The initiative was launched to address the lack of options available to scholars for publication of online interactive scholarly works. “Unlike typical open-access textbooks or ebooks, the digital works carry all the heft of a traditional monograph but in a format that leverages the potential of web-based digital tools and platforms,” said Jasmine Mulliken, Digital Production Associate at SUP, in her panel’s abstract. These works, according to Mulliken, could not be published in traditional monograph form because the arguments are embedded in the technology.

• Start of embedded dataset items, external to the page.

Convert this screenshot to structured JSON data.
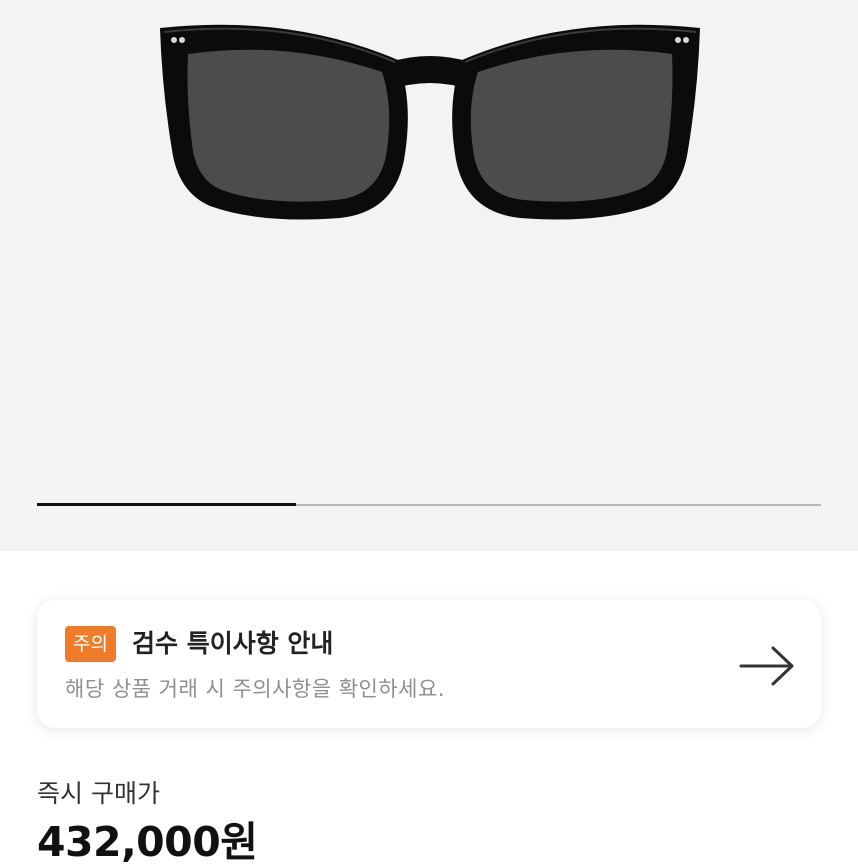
{
  "product": {
    "image_icon": "sunglasses-image",
    "gallery_progress": 0.33
  },
  "notice": {
    "badge": "주의",
    "title": "검수 특이사항 안내",
    "subtitle": "해당 상품 거래 시 주의사항을 확인하세요.",
    "arrow_icon": "arrow-right-icon",
    "badge_color": "#f07c2a"
  },
  "purchase": {
    "label": "즉시 구매가",
    "price": "432,000원"
  }
}
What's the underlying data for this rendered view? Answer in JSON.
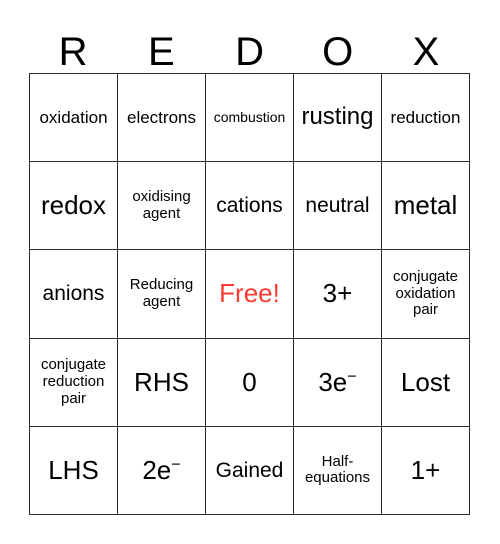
{
  "header": {
    "letters": [
      "R",
      "E",
      "D",
      "O",
      "X"
    ]
  },
  "grid": {
    "rows": 5,
    "columns": 5,
    "free_space_color": "#fa3c32",
    "border_color": "#2b2b2b",
    "background_color": "#ffffff",
    "cells": [
      {
        "text": "oxidation",
        "size": "sm",
        "free": false
      },
      {
        "text": "electrons",
        "size": "sm",
        "free": false
      },
      {
        "text": "combustion",
        "size": "xxs",
        "free": false
      },
      {
        "text": "rusting",
        "size": "lg",
        "free": false
      },
      {
        "text": "reduction",
        "size": "sm",
        "free": false
      },
      {
        "text": "redox",
        "size": "xl",
        "free": false
      },
      {
        "text": "oxidising\nagent",
        "size": "xs",
        "free": false
      },
      {
        "text": "cations",
        "size": "md",
        "free": false
      },
      {
        "text": "neutral",
        "size": "md",
        "free": false
      },
      {
        "text": "metal",
        "size": "xl",
        "free": false
      },
      {
        "text": "anions",
        "size": "md",
        "free": false
      },
      {
        "text": "Reducing\nagent",
        "size": "xs",
        "free": false
      },
      {
        "text": "Free!",
        "size": "xl",
        "free": true
      },
      {
        "text": "3+",
        "size": "xl",
        "free": false
      },
      {
        "text": "conjugate\noxidation\npair",
        "size": "xs",
        "free": false
      },
      {
        "text": "conjugate\nreduction\npair",
        "size": "xs",
        "free": false
      },
      {
        "text": "RHS",
        "size": "xl",
        "free": false
      },
      {
        "text": "0",
        "size": "xl",
        "free": false
      },
      {
        "text": "3e⁻",
        "size": "xl",
        "free": false
      },
      {
        "text": "Lost",
        "size": "xl",
        "free": false
      },
      {
        "text": "LHS",
        "size": "xl",
        "free": false
      },
      {
        "text": "2e⁻",
        "size": "xl",
        "free": false
      },
      {
        "text": "Gained",
        "size": "md",
        "free": false
      },
      {
        "text": "Half-\nequations",
        "size": "xs",
        "free": false
      },
      {
        "text": "1+",
        "size": "xl",
        "free": false
      }
    ]
  }
}
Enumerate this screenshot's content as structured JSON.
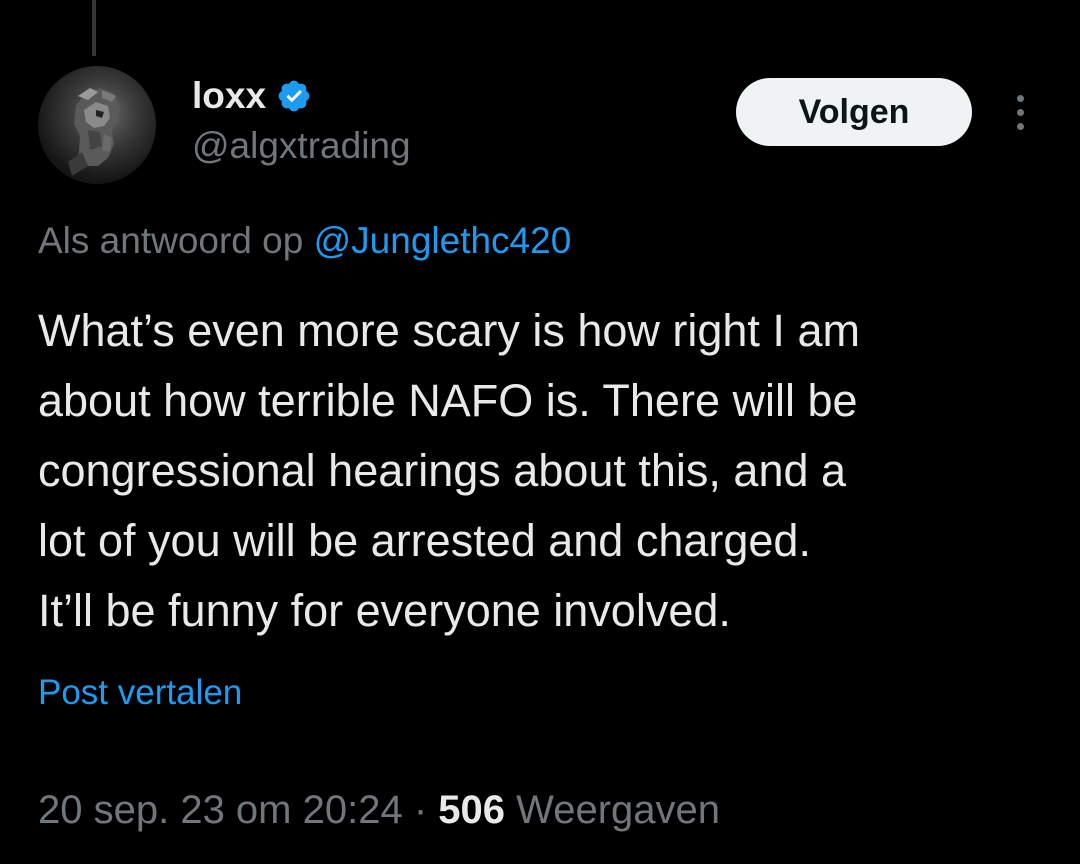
{
  "author": {
    "display_name": "loxx",
    "handle": "@algxtrading",
    "verified": true,
    "verified_color": "#1d9bf0"
  },
  "actions": {
    "follow_label": "Volgen",
    "more_icon": "more-horizontal-icon"
  },
  "reply": {
    "prefix": "Als antwoord op",
    "mention": "@Junglethc420"
  },
  "tweet": {
    "lines": [
      "What’s even more scary is how right I am",
      "about how terrible NAFO is. There will be",
      "congressional hearings about this, and a",
      "lot of you will be arrested and charged.",
      "It’ll be funny for everyone involved."
    ]
  },
  "translate": {
    "label": "Post vertalen"
  },
  "meta": {
    "timestamp": "20 sep. 23 om 20:24",
    "separator": "·",
    "views_count": "506",
    "views_label": "Weergaven"
  },
  "colors": {
    "background": "#000000",
    "text_primary": "#e7e9ea",
    "text_secondary": "#71767b",
    "link": "#1d9bf0"
  }
}
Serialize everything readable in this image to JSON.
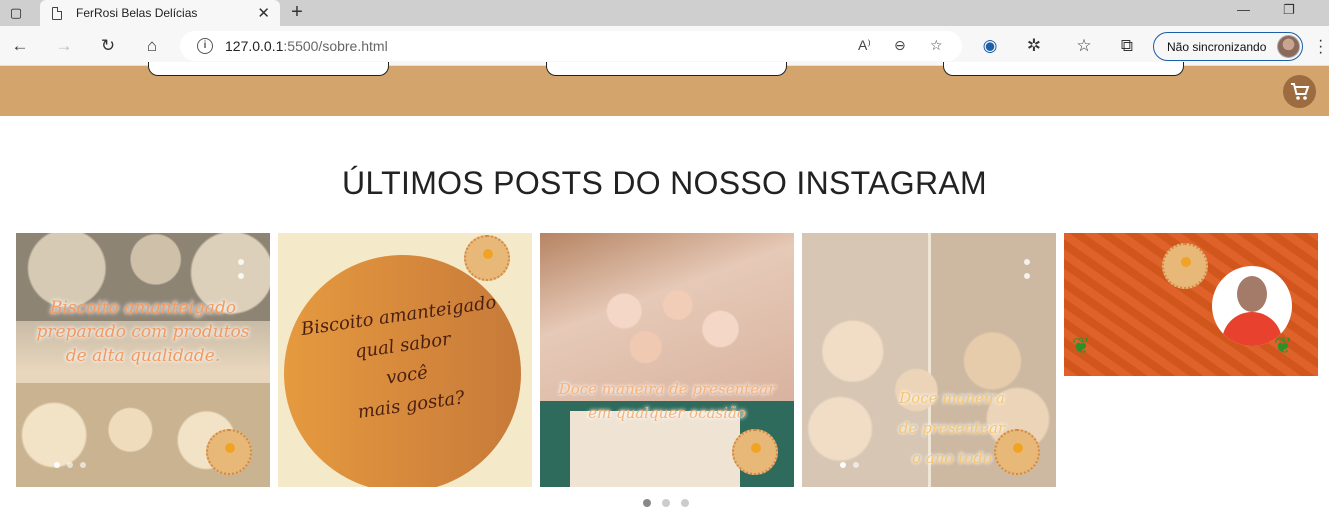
{
  "browser": {
    "tab_title": "FerRosi Belas Delícias",
    "url_host": "127.0.0.1",
    "url_path": ":5500/sobre.html",
    "sync_label": "Não sincronizando",
    "reader_icon_label": "A⁾"
  },
  "section": {
    "title": "ÚLTIMOS POSTS DO NOSSO INSTAGRAM"
  },
  "posts": [
    {
      "caption": "Biscoito amanteigado\npreparado com produtos\nde alta qualidade."
    },
    {
      "caption": "Biscoito amanteigado\nqual sabor\nvocê\nmais gosta?"
    },
    {
      "caption": "Doce maneira de presentear\nem qualquer ocasião"
    },
    {
      "caption": "Doce maneira\nde presentear\no ano todo"
    },
    {
      "caption": ""
    }
  ],
  "carousel": {
    "pages": 3,
    "active": 1
  },
  "colors": {
    "header_band": "#d3a46c",
    "cart_button": "#9c6b3f",
    "accent_orange": "#dc5a1e"
  }
}
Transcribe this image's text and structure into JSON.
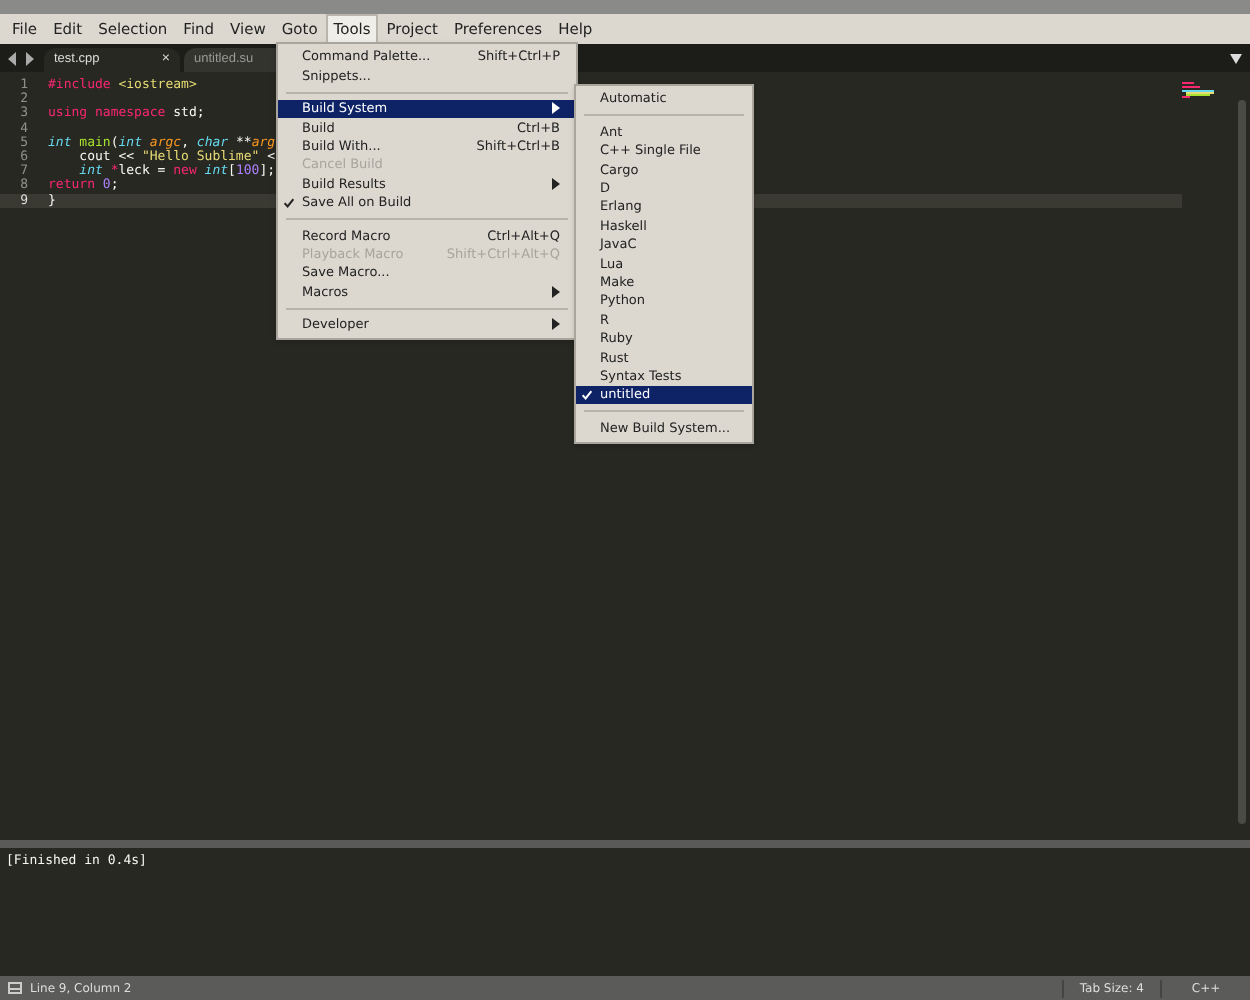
{
  "menubar": [
    {
      "label": "File",
      "selected": false
    },
    {
      "label": "Edit",
      "selected": false
    },
    {
      "label": "Selection",
      "selected": false
    },
    {
      "label": "Find",
      "selected": false
    },
    {
      "label": "View",
      "selected": false
    },
    {
      "label": "Goto",
      "selected": false
    },
    {
      "label": "Tools",
      "selected": true
    },
    {
      "label": "Project",
      "selected": false
    },
    {
      "label": "Preferences",
      "selected": false
    },
    {
      "label": "Help",
      "selected": false
    }
  ],
  "tabs": [
    {
      "label": "test.cpp",
      "selected": true,
      "close": "×"
    },
    {
      "label": "untitled.su",
      "selected": false
    }
  ],
  "code": [
    {
      "number": "1",
      "current": false,
      "tokens": [
        {
          "kind": "keyword",
          "text": "#include"
        },
        {
          "kind": "string",
          "text": " <iostream>"
        }
      ]
    },
    {
      "number": "2",
      "current": false
    },
    {
      "number": "3",
      "current": false,
      "tokens": [
        {
          "kind": "keyword",
          "text": "using"
        },
        {
          "kind": "keyword",
          "text": " namespace"
        },
        {
          "kind": "plain",
          "text": " std;"
        }
      ]
    },
    {
      "number": "4",
      "current": false
    },
    {
      "number": "5",
      "current": false,
      "tokens": [
        {
          "kind": "type",
          "text": "int"
        },
        {
          "kind": "function",
          "text": " main"
        },
        {
          "kind": "plain",
          "text": "("
        },
        {
          "kind": "type",
          "text": "int"
        },
        {
          "kind": "param",
          "text": " argc"
        },
        {
          "kind": "plain",
          "text": ", "
        },
        {
          "kind": "type",
          "text": "char"
        },
        {
          "kind": "plain",
          "text": " **"
        },
        {
          "kind": "param",
          "text": "arg"
        }
      ]
    },
    {
      "number": "6",
      "current": false,
      "tokens": [
        {
          "kind": "plain",
          "text": "    cout << "
        },
        {
          "kind": "string",
          "text": "\"Hello Sublime\""
        },
        {
          "kind": "plain",
          "text": " <"
        }
      ]
    },
    {
      "number": "7",
      "current": false,
      "tokens": [
        {
          "kind": "type",
          "text": "    int"
        },
        {
          "kind": "keyword",
          "text": " *"
        },
        {
          "kind": "plain",
          "text": "leck = "
        },
        {
          "kind": "keyword",
          "text": "new"
        },
        {
          "kind": "type",
          "text": " int"
        },
        {
          "kind": "plain",
          "text": "["
        },
        {
          "kind": "number",
          "text": "100"
        },
        {
          "kind": "plain",
          "text": "];"
        }
      ]
    },
    {
      "number": "8",
      "current": false,
      "tokens": [
        {
          "kind": "keyword",
          "text": "return"
        },
        {
          "kind": "number",
          "text": " 0"
        },
        {
          "kind": "plain",
          "text": ";"
        }
      ]
    },
    {
      "number": "9",
      "current": true,
      "tokens": [
        {
          "kind": "plain",
          "text": "}"
        }
      ]
    }
  ],
  "tools_menu": [
    {
      "kind": "item",
      "label": "Command Palette...",
      "shortcut": "Shift+Ctrl+P",
      "selected": false,
      "disabled": false,
      "submenu": false,
      "checked": false
    },
    {
      "kind": "item",
      "label": "Snippets...",
      "selected": false,
      "disabled": false,
      "submenu": false,
      "checked": false
    },
    {
      "kind": "separator"
    },
    {
      "kind": "item",
      "label": "Build System",
      "selected": true,
      "disabled": false,
      "submenu": true,
      "checked": false
    },
    {
      "kind": "item",
      "label": "Build",
      "shortcut": "Ctrl+B",
      "selected": false,
      "disabled": false,
      "submenu": false,
      "checked": false
    },
    {
      "kind": "item",
      "label": "Build With...",
      "shortcut": "Shift+Ctrl+B",
      "selected": false,
      "disabled": false,
      "submenu": false,
      "checked": false
    },
    {
      "kind": "item",
      "label": "Cancel Build",
      "selected": false,
      "disabled": true,
      "submenu": false,
      "checked": false
    },
    {
      "kind": "item",
      "label": "Build Results",
      "selected": false,
      "disabled": false,
      "submenu": true,
      "checked": false
    },
    {
      "kind": "item",
      "label": "Save All on Build",
      "selected": false,
      "disabled": false,
      "submenu": false,
      "checked": true
    },
    {
      "kind": "separator"
    },
    {
      "kind": "item",
      "label": "Record Macro",
      "shortcut": "Ctrl+Alt+Q",
      "selected": false,
      "disabled": false,
      "submenu": false,
      "checked": false
    },
    {
      "kind": "item",
      "label": "Playback Macro",
      "shortcut": "Shift+Ctrl+Alt+Q",
      "selected": false,
      "disabled": true,
      "submenu": false,
      "checked": false
    },
    {
      "kind": "item",
      "label": "Save Macro...",
      "selected": false,
      "disabled": false,
      "submenu": false,
      "checked": false
    },
    {
      "kind": "item",
      "label": "Macros",
      "selected": false,
      "disabled": false,
      "submenu": true,
      "checked": false
    },
    {
      "kind": "separator"
    },
    {
      "kind": "item",
      "label": "Developer",
      "selected": false,
      "disabled": false,
      "submenu": true,
      "checked": false
    }
  ],
  "build_system_menu": [
    {
      "kind": "item",
      "label": "Automatic",
      "selected": false,
      "checked": false
    },
    {
      "kind": "separator"
    },
    {
      "kind": "item",
      "label": "Ant",
      "selected": false,
      "checked": false
    },
    {
      "kind": "item",
      "label": "C++ Single File",
      "selected": false,
      "checked": false
    },
    {
      "kind": "item",
      "label": "Cargo",
      "selected": false,
      "checked": false
    },
    {
      "kind": "item",
      "label": "D",
      "selected": false,
      "checked": false
    },
    {
      "kind": "item",
      "label": "Erlang",
      "selected": false,
      "checked": false
    },
    {
      "kind": "item",
      "label": "Haskell",
      "selected": false,
      "checked": false
    },
    {
      "kind": "item",
      "label": "JavaC",
      "selected": false,
      "checked": false
    },
    {
      "kind": "item",
      "label": "Lua",
      "selected": false,
      "checked": false
    },
    {
      "kind": "item",
      "label": "Make",
      "selected": false,
      "checked": false
    },
    {
      "kind": "item",
      "label": "Python",
      "selected": false,
      "checked": false
    },
    {
      "kind": "item",
      "label": "R",
      "selected": false,
      "checked": false
    },
    {
      "kind": "item",
      "label": "Ruby",
      "selected": false,
      "checked": false
    },
    {
      "kind": "item",
      "label": "Rust",
      "selected": false,
      "checked": false
    },
    {
      "kind": "item",
      "label": "Syntax Tests",
      "selected": false,
      "checked": false
    },
    {
      "kind": "item",
      "label": "untitled",
      "selected": true,
      "checked": true
    },
    {
      "kind": "separator"
    },
    {
      "kind": "item",
      "label": "New Build System...",
      "selected": false,
      "checked": false
    }
  ],
  "output": "[Finished in 0.4s]",
  "status_bar": {
    "position": "Line 9, Column 2",
    "tab_size": "Tab Size: 4",
    "syntax": "C++"
  }
}
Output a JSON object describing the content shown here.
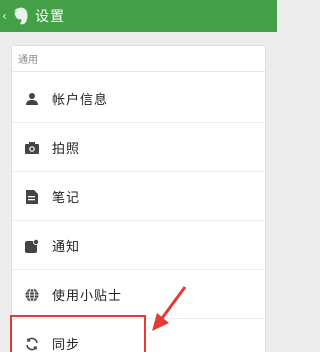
{
  "header": {
    "back_glyph": "‹",
    "logo_icon": "evernote-elephant-icon",
    "title": "设置"
  },
  "section": {
    "title": "通用"
  },
  "items": [
    {
      "label": "帐户信息",
      "icon": "person-icon"
    },
    {
      "label": "拍照",
      "icon": "camera-icon"
    },
    {
      "label": "笔记",
      "icon": "note-icon"
    },
    {
      "label": "通知",
      "icon": "notification-icon"
    },
    {
      "label": "使用小贴士",
      "icon": "globe-icon"
    },
    {
      "label": "同步",
      "icon": "sync-icon"
    }
  ],
  "colors": {
    "appbar": "#43a047",
    "highlight": "#e53935"
  }
}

Three interactive scholarly works have been published by SUP to date and include Enchanting the Desert (May 2016) by Nicholas Bauch, When Melodies Gather (June 2018) by Samuel Liebhaber, and Filming Revolution (October 2018) byAlisa Lebow. A fourth project, The Chinese Deathscape by Thomas S. Mullaney, is slated for publication in Spring 2019. These publications are made possible by a grant funded by The Andrew W. Mellon Foundation.
Exploring ways to archive and preserve the ephemeral works produced is also part of the anticipated grant outcomes. Through this process, the supDigital team has found Webrecorder, a Rhizome project also funded by the Mellon Foundation, to be especially compatible with the bespoke projects the Press is publishing.
Unlike other approaches to web archiving where sites are captured by automatically following links to site content, sub-pages and related pages, Webrecorder uses a hands-on approach; each dynamic configuration of pages is captured while clicking through a site, producing a high-fidelity experience. This carefully curated approach has proven essential for SUP projects like the recently published Filming Revolution that are resistant to other web archiving methods.
Joining Mulliken on the IIPC panel was moderator Nicole Coleman, the Digital Research Architect for Stanford Libraries and panelists, Anna Perricci of Webrecorder and Sumitra Duncan, head of the New York Art Resources Consortium’s web archiving program. Mulliken details the panel discussion in her blog post Granular Web Archiving at IIPC.
Coleman, who also consults with SUP on digital strategies, argued in her paper that digital preservation of peer-reviewed interactive scholarly projects requires a significant shift in expectations for authors, publishers, and libraries. “Our association of longevity and durability with print publication has to be completely re-thought with digital projects that are volatile at the level of presentation, the underlying code, and, ultimately, bit rot,” said Coleman.
Just as the term “publish” has a new and ambiguous meaning with respect to the Web, assumptions about archiving, preservation and access, asserts Coleman, are also complicated in the digital realm. Coleman shares more in her post Paradigm Shift at IIPC.